I hate to say I told you so... No, I don't. I told you so.

I reckon we have to go back up there today, or at least one of us does, to take forgotten items or make sure her paintings and TV get hung and mounted. However, I think from now on either Matt or I should always be here. I need to mention that to him today, see what he thinks.

For now, I don't know what to do about a phone. She needs me to dial the number for her every time she makes a call, and they are willing to bring cordless phones to the residents. If they are going to have to dial the number all the time, she might as well use their phone. But we'll see. We don't have to do it all in one day.

I know this is going to seem bizarre, but some of you told me this would happen: Last night, I sort of missed her a little bit. I mean, it's certainly not boring with her around. And I felt a little deflated that this is done, exhausted by how quickly we made it happen, and sad about all of the circumstances leading to it-- her dementia and deterioration, and my father's looming death.

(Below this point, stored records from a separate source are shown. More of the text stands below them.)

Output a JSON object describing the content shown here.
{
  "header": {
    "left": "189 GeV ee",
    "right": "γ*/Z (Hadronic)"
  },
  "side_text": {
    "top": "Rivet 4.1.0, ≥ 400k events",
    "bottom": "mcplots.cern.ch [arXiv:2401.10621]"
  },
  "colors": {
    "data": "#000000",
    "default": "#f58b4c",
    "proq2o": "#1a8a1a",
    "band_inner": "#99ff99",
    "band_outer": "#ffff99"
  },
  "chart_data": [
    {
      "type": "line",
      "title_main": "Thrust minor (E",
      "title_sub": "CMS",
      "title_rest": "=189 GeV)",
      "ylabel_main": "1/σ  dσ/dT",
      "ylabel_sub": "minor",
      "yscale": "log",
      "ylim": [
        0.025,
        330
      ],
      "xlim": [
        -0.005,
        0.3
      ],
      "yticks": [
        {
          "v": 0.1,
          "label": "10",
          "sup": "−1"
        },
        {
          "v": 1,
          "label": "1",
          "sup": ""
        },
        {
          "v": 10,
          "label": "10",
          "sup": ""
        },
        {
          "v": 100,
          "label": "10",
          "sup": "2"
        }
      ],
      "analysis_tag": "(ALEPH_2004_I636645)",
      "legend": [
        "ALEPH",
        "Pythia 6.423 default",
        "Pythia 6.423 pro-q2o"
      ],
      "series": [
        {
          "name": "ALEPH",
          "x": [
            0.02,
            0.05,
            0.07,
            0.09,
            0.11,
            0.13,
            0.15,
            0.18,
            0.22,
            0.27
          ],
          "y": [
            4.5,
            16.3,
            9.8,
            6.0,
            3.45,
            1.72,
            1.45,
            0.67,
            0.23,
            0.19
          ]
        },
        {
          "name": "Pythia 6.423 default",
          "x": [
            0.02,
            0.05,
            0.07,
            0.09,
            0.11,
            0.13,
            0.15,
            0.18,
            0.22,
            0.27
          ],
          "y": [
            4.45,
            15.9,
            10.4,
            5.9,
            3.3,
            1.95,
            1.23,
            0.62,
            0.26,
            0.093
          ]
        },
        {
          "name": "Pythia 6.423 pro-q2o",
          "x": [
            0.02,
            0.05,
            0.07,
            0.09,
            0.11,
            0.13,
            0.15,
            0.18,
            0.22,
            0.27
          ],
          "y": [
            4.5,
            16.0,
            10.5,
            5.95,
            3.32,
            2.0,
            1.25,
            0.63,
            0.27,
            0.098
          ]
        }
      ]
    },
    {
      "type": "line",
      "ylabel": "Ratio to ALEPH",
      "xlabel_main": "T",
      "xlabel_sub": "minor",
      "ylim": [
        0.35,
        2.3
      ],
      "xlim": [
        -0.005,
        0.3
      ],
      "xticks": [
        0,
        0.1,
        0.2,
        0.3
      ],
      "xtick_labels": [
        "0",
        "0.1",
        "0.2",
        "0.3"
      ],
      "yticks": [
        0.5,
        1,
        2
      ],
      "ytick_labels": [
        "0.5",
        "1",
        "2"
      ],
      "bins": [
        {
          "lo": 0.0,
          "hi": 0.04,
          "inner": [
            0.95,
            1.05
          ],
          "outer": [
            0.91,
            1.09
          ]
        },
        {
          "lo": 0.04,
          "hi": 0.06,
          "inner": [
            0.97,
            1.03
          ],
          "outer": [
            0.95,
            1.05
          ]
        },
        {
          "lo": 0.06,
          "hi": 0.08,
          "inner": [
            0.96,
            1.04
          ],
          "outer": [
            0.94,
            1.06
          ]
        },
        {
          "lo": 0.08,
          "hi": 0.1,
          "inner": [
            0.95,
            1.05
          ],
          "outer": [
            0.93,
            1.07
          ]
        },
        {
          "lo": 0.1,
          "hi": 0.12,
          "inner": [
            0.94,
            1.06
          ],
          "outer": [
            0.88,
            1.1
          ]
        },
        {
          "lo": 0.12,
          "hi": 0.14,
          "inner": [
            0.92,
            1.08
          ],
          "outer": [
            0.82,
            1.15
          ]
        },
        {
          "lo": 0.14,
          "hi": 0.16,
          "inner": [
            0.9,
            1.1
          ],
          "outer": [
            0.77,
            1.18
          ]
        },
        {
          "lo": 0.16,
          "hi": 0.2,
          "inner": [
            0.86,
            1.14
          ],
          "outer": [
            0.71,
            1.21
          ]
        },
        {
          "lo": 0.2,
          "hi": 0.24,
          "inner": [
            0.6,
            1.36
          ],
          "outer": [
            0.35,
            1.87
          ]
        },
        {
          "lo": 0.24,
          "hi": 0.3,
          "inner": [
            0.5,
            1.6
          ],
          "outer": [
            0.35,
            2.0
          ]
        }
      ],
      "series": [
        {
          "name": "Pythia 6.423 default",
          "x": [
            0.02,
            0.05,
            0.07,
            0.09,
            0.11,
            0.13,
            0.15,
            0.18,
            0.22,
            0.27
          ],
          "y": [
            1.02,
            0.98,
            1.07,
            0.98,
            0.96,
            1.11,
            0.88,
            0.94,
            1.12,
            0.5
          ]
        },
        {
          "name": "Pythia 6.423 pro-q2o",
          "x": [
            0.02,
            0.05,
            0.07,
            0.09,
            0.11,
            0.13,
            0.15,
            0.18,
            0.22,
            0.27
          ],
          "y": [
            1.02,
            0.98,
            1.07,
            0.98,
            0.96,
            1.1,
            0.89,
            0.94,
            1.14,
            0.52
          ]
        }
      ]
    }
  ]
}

Heather and two of Matt's kids are coming tomorrow. It's just so much easier to get to Utah from Colorado than Missouri. I adore all of them, so I am excited. Heather lost her father a few years ago now. I still remember it like it was yesterday. She also used to work as a certified nurse's aide in a nursing home. I woke up in the middle of the night the other night and thought, "My dad is going to die while Heather is here." But maybe I just hope that she and her experience with the nursing home will be here to hold my hand physically and emotionally. Matt and I can do it-- but it's nice to have a guide.

Comments

  1. I just really feel for you and your family. At least things sound calmer and that has to be good. I don't know if you have ever seen this:

    www.ted.com/talks/jill_bolte_taylor_s_powerful_stroke_of_insight.html

    One of the things she talks about is that when she had her stroke she felt all of her worries, anxieties, etc, wash away and she felt a sort of wholeness with the universe. I like this and I like to think this is one of the last experiences our bodies can provide us before we die. It makes thinking about death easier (for me anyway).

    Anastasia

    ReplyDelete
  2. You know I'm another non-believer who prays. You and your family in my prayers. <3

    ReplyDelete
  3. Taking it day by day is all you can do. Love you, Jen. Take care, hon.